4. Warren tends to overgeneralize things. He uses words such as "all", "every", "everyone", etc. quite often. This was one of the more disturbing elements of the book to me. When I first started reading the book, I had considered purchasing it and giving it to my mother for a gift. However, about halfway through the text, I began to seriously disagree with some of what Warren was writing. The impression that the text leaves one with is that if you don't do things the way the book tells you to, then you're not a good Christian and there is probably something wrong with you. Many of the book's suggestions aren't Biblical, just suggestions that Warren feels may help people out. But the impressions those suggestions leaves is not necessarily a positive one. Therefore, I am not giving this book to my mother.

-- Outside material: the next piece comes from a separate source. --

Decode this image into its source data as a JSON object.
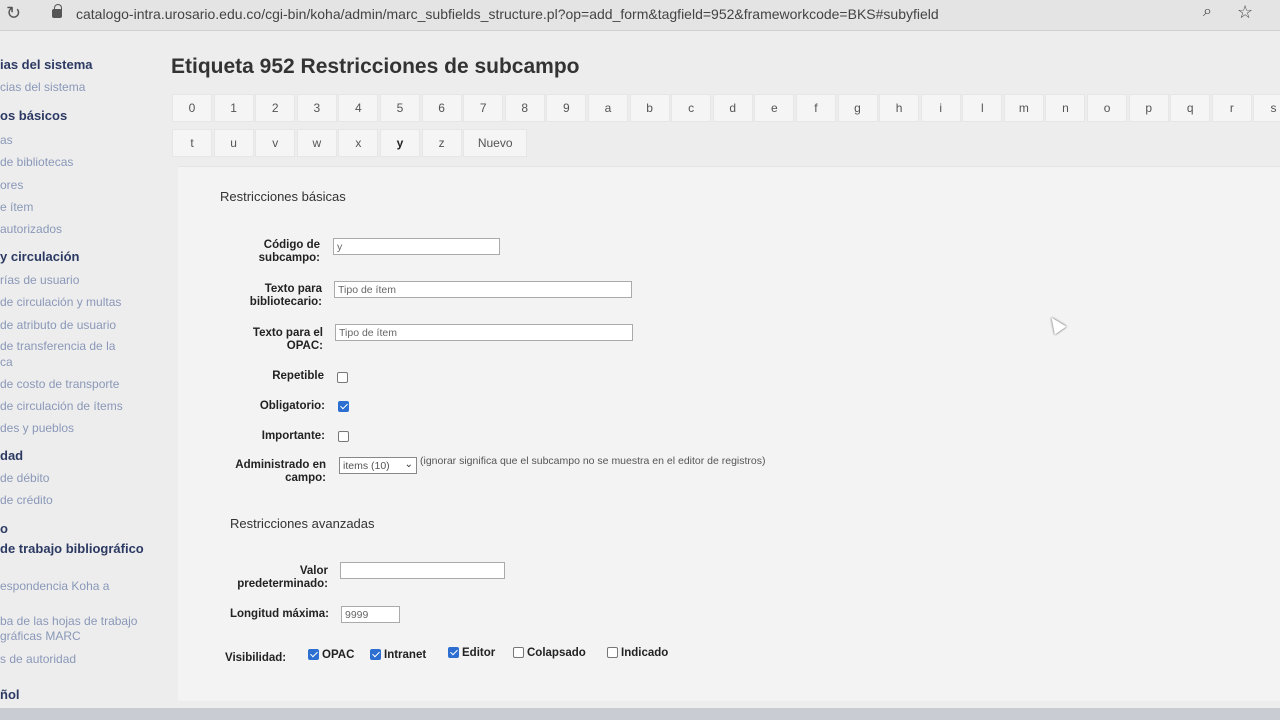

5. The other major problem I had with the book is that it is largely a piece of advertising. In various chapters (especially at the beginning), Warren discusses a point and says something like, "if you want more help with that topic, see my other book" or "see the resources of mine listed at the back" which you can purchase. It seemed like every other chapter contained at least one plug for one of Warren's resources which can be purchased. I have nothing against writers plugging their wares. I have nothing against Christian writers writing for money. I do have a problem with people using a tool that is supposed to be for evangelism but also use it as a way to advertise so that they can sell more products and make more money. Though this may not be the original intent of the author, the self-promotion throughout the book leaves a reader pondering Warren's true intentions.
As I mentioned earlier, the book as a whole isn't all that bad despite the flaws. I can't rate this book lower than a three because I know that despite the flaws, there is a lot of material in the book that can be helpful to a lot of people.